Since the last newsletter, Mexico and Canada have temporarily avoided Trump tariffs, China has been hit with new tariffs, Chinese e-commerce exports have had their US de minimis tariff treatment taken away and then given back, the world has been told new steel and aluminium tariffs are incoming, and the spectre of reciprocal tariffs looms large.
So yeah, nothing much to write about.
In the spirit of not getting sucked into the day-to-day uncertainty, I think that one thing we can assume with a reasonable degree of confidence is that if Trump tariffs are applied to some countries and not others, then the incentives for companies to bypass the tariffs by both legal and less legal means will increase.
This also means that the US will likely increase its scrutiny of where products really come from.
For example, let’s assume that Trump applies a 25 per cent tariff to the EU but not to the UK.
This would mean that exports from Ireland (the EU) to the US are subject to a 25 per cent tariff, but exports from Northern Ireland (the UK) are not.
So, if you’re an entrepreneurial Irish exporter, what might you be tempted to do?
You could send your product to Northern Ireland and then to the US. This would avoid the 25 percent tariff. Genius.
In picture form:
Of course, what I’ve just described is possibly a crime and should, therefore, not be encouraged. But you can see why someone might be tempted.
Of course, this is not a new issue.

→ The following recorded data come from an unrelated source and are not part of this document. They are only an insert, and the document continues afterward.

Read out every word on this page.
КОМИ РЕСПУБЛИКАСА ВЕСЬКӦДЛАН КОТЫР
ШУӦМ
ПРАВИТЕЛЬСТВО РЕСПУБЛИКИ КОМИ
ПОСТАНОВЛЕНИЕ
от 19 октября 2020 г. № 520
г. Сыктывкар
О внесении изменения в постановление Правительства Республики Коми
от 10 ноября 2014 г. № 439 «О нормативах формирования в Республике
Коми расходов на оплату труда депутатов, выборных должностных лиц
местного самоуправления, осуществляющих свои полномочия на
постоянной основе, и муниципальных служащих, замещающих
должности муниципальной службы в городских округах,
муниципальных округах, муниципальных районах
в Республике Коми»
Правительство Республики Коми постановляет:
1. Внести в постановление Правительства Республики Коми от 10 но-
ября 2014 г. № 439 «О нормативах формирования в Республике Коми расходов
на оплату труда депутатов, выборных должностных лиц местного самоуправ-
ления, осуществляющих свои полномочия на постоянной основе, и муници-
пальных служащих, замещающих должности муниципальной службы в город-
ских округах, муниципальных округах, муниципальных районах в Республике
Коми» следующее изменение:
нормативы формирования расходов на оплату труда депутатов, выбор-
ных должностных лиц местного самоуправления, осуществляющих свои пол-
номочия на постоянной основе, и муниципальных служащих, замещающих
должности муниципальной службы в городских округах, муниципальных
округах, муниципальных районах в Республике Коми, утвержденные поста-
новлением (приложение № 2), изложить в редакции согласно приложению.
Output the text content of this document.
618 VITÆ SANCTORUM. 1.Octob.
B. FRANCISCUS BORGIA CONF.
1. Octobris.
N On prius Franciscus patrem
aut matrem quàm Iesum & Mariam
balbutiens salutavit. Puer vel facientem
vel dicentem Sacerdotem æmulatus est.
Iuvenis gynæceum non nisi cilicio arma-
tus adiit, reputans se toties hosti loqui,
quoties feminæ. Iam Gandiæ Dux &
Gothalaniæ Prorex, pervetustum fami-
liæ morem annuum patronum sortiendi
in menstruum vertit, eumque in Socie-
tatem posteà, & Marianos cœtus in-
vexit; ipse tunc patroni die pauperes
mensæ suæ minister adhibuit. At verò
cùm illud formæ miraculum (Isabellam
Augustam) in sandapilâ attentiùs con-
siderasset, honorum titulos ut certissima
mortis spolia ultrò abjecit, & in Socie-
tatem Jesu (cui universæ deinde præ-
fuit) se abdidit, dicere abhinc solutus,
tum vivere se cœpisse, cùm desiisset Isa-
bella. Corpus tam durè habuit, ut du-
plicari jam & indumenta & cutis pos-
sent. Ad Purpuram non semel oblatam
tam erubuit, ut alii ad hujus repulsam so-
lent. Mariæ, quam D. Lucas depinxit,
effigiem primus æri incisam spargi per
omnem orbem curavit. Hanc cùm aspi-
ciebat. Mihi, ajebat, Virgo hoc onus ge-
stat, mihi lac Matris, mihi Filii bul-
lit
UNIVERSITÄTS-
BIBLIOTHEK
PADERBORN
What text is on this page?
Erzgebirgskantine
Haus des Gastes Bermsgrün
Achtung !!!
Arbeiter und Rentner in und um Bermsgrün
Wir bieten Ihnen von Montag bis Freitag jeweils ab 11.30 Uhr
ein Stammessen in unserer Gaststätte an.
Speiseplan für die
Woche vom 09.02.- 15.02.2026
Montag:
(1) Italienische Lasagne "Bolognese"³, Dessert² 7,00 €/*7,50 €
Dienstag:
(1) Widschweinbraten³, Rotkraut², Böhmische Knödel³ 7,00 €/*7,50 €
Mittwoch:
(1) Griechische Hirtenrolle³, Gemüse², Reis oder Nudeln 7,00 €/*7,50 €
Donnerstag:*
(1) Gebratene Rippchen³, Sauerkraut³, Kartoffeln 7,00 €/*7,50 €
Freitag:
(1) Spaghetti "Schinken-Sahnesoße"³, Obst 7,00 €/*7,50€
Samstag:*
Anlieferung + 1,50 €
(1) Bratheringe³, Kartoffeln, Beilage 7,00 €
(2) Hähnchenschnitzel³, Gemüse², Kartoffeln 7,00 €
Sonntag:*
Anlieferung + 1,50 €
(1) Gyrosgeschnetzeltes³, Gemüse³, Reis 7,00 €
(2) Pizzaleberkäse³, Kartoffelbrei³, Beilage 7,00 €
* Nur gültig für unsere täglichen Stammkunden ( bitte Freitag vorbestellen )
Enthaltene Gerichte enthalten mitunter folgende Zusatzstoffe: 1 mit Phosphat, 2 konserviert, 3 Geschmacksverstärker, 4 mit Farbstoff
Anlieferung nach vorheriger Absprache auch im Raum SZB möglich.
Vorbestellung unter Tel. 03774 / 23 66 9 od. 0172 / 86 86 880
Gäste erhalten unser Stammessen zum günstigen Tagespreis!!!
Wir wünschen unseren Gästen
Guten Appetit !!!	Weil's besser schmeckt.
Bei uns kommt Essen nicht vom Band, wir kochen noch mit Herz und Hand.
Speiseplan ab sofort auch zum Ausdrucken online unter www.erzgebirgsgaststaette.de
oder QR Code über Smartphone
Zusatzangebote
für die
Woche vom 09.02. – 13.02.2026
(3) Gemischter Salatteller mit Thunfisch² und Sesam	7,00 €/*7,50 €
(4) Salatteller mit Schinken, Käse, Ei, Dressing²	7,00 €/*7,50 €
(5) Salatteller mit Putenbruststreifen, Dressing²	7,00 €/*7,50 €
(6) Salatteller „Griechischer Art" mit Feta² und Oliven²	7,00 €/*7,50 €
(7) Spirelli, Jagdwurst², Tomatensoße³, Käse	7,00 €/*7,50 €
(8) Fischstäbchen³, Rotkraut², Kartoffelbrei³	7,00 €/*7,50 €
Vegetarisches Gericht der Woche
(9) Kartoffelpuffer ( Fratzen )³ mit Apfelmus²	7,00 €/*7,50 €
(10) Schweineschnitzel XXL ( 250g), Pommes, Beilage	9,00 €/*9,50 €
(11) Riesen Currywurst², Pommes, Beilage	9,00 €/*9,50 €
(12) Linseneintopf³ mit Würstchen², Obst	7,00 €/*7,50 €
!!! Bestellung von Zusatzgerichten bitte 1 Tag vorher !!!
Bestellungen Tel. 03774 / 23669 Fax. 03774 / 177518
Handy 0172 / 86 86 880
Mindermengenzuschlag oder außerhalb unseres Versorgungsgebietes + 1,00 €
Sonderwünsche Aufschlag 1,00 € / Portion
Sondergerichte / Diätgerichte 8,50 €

Past and present US administrations have raised concerns about Chinese firms dodging US tariffs by shipping goods through countries such as Vietnam and Mexico.
But as Trump creates more tariff differentials, incentives to circumvent US tariffs will likely increase.
So, how will this be addressed? Rules of origin, of course!
Now, when people like me talk about rules of origin, we are usually talking about so-called ‘preferential’ rules of origin. These are the product-specific rules that determine whether a product qualifies for the preferential tariff treatment of a given free trade agreement.
For example, for a car to qualify for tariff-free trade under the UK-Japan free trade agreement 55 per cent of its value must have been created in either the UK or Japan.
Outside of a free trade agreement, and in the context of dodging US trade war tariffs, countries rely on ‘non-preferential’ rules of origin.
In general, this means that when a product enters the US, it is considered to be from the country where it was …
“wholly obtained” , e.g. beef from a cow born and bred in Australia would be treated as Australian; or
if the product contains inputs from many countries, “the last country in which it has been substantially transformed into a new and different article of commerce with a name, character, and use distinct from that of the article or articles from which it was so transformed” e.g. if a Japanese company imported lots of bits of metal and bashed them together and in doing so turned them into a computer then the computer would be treated as Japanese
If all of that sounds a bit vague … well, that’s because it is.
Some countries, such as the UK, provide a little more guidance for specific products.
The US, on the other hand, is slightly more vibes-based, with each product being judged on its own merit.
This creates quite a lot of scope for creative enforcement and ambiguity.
For example, following the introduction of 25% Section 301 tariffs on Chinese vehicles during the first Trump presidency, Volvo got into trouble when US customs decided that its cars were Chinese despite being made in Sweden. See this helpful summary of the case.
All of this is a very long-winded way of saying that I expect two things to happen:
Circumvention of US tariff measures will increase
The US will crack down on non-preferential rules of origin determinations, possibly to the point that anything containing even a hint of a high-tariff country (e.g., China) will be questioned.